There was then a discussion of some of these aspects.
1. There will be a need to make people feel comfortable singing again. Because some singers are not confident and may have relied on others to guide them, being 1 meter apart will be difficult or challenging. So a suggestion was made to put the strongest singers in the back rows, and less confident ones in the front. Also new singers are good being place at the front.
2. If you’re still unsure about going straight back to singing, it was suggested you could arrange to have coffee at a café where your members could meet and then watch how people interact.
3. Consider LIVE STREAMING on Facebook for those people in your choir who for whatever reason cannot go back to live singing. He runs this using his phone. You can delete the face book session afterwards. You don’t have to have a face book account. (Tevivi is happy to share how to do this). This may be good for people who aren’t ready to come back to choir.
4. If you use instruments during your sessions, please ensure they are cleaned regularly, after each person has touched them.
5. Think about how people are going to be feeling after being so isolated. e.g. settling people in. Joke about elbow bumps or foot taps, rather than a hug.
6. Think about when you might take a holiday and then re-set for Term 3.

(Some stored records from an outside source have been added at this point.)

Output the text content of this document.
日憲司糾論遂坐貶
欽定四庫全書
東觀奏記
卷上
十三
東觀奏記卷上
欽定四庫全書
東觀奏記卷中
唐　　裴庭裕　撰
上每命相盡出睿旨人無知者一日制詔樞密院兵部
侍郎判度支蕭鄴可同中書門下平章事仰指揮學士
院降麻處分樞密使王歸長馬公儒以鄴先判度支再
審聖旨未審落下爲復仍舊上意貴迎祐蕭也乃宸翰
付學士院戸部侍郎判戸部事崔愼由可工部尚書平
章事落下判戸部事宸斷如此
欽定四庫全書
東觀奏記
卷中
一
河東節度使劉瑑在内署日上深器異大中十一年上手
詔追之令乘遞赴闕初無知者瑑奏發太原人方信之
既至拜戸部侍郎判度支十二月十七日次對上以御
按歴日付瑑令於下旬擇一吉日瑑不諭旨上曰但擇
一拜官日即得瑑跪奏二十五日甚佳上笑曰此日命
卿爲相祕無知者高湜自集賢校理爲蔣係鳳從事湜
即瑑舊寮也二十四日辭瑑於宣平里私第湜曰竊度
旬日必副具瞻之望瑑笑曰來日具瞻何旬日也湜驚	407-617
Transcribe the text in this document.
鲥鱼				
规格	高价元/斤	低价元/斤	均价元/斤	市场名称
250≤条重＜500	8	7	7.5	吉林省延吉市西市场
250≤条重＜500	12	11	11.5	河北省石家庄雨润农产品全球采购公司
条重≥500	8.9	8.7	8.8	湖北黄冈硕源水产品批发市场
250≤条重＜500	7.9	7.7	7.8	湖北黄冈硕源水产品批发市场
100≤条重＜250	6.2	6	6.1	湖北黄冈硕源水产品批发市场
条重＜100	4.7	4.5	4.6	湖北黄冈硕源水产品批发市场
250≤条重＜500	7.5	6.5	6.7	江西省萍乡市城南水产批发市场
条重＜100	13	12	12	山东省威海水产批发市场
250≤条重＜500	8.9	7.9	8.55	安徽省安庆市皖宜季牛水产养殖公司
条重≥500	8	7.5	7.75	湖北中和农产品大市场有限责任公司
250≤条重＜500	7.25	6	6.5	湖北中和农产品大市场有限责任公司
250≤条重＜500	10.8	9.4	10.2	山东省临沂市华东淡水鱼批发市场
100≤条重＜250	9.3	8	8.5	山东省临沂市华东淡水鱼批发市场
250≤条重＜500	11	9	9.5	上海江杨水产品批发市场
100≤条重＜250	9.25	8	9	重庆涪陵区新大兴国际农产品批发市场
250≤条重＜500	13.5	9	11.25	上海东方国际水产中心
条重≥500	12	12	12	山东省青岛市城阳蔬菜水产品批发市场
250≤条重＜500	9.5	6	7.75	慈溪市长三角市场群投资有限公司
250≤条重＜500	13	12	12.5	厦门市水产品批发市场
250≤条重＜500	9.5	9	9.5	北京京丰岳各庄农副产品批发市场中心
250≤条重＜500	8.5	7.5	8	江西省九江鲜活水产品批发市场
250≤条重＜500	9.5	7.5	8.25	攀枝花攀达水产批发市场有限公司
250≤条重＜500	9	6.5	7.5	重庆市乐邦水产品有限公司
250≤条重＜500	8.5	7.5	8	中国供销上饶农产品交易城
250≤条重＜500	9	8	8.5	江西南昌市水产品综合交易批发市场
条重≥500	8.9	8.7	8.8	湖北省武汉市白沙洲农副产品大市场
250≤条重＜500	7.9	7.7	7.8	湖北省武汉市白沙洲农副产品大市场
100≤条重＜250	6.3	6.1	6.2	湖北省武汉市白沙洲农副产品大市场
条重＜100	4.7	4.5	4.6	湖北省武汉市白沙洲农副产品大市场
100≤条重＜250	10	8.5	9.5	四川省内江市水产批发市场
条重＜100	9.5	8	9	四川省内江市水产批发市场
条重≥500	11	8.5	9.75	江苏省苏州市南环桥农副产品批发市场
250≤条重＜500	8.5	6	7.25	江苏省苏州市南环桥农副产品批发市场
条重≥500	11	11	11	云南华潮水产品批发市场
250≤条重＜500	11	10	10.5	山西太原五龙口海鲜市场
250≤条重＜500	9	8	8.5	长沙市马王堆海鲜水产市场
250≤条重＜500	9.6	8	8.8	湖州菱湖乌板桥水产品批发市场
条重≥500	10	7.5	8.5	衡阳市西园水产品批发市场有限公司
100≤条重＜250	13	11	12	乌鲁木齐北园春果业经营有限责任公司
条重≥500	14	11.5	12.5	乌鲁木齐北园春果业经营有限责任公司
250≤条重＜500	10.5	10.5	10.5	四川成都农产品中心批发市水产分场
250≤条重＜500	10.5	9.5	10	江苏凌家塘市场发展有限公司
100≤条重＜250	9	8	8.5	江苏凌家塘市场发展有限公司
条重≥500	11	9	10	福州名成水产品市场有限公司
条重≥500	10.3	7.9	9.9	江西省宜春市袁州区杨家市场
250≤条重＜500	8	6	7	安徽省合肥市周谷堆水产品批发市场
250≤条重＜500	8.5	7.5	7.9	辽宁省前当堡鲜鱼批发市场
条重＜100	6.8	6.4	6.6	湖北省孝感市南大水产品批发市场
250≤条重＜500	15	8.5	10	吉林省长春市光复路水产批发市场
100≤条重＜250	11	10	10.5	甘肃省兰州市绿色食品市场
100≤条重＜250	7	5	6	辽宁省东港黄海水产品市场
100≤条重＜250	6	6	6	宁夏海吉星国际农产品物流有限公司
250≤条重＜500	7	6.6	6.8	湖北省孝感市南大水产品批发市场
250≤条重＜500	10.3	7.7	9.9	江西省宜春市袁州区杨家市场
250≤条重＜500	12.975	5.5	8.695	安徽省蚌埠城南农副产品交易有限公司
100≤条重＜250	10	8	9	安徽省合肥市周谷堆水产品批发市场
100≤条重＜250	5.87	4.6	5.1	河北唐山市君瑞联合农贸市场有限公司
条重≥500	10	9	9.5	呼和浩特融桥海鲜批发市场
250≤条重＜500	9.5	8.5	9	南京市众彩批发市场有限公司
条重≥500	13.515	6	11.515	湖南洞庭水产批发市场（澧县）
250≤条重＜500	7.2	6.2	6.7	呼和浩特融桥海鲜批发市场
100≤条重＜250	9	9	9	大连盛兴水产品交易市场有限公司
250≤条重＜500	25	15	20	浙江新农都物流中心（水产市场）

7. Video your sessions to use as teaching aids in the future
8. Arts Funding guidelines and funding recommendations for song leaders, as it’s been difficult during lockdown. The arts community now understands that user-pays is not a suitable model., now that many people have lost their jobs and this will affect us. This is the time that we need to apply for funding to do the work that we do. A fact sheet would be useful for members to use in order for them to be able to apply for funds.
Where are we going as a network?
Some ideas were discussed as to how SLNA can better support members.
- We have a lot of diverse skills within the network: Identifying our own specialties and skills would be brilliant. Perhaps we need a register. Pam has already presented a brilliant video tapestry. This is an example of video editing skills. People could provide one list of what their skills are and another of what they want to learn.
- Training and development resources on-line (e.g. On-line courses) If you are a member you would be able to access these courses free or for a minimum charge. Non-members would pay. This would provide our expert teachers of music theory with some income.
- Budget templates:
- Musical arrangements:
- Song writing workshops online:
- Ideas about repertoire:
- Open-source idea: People will bring subjects and then split up into breakout rooms. Everyone has every right to choose where they want to take their 2 feet and they can pop in and out of subjects going wherever they want.
- Training and development resources – on line courses made available to members (free or very reasonable)
- Keep Zoominars going (perhaps once a month once we go back to normal times). They are enriching and it’s so worthwhile being together.
- Village Harmony workshops – all courses are on-line. SLNA have funding for PD. There are 3 spaces available. 90 mins per day for 6 days (5 am).
The SLNA Newsletters:
It was noted that they are helpful and informative and it is good to have short newsletters regularly (little and often). They also inform us of up and coming events.
One member asked ‘How do we find and read the old newsletters in the archive?’
Carol is now going to put a link on the latest newsletter to the archived ones.
It was agreed that having free membership at the moment was a good decision.
One member said how appreciative she was of the Zoominars, which are bringing members together regularly to share ideas and thoughts.
The new date of renewal of membership is now end of May. This date is much better because it occurs the same date for everyone, and it’s just before the SLNA ‘lead in’ weekends.
Debrief the video tapestry: This will happen soon.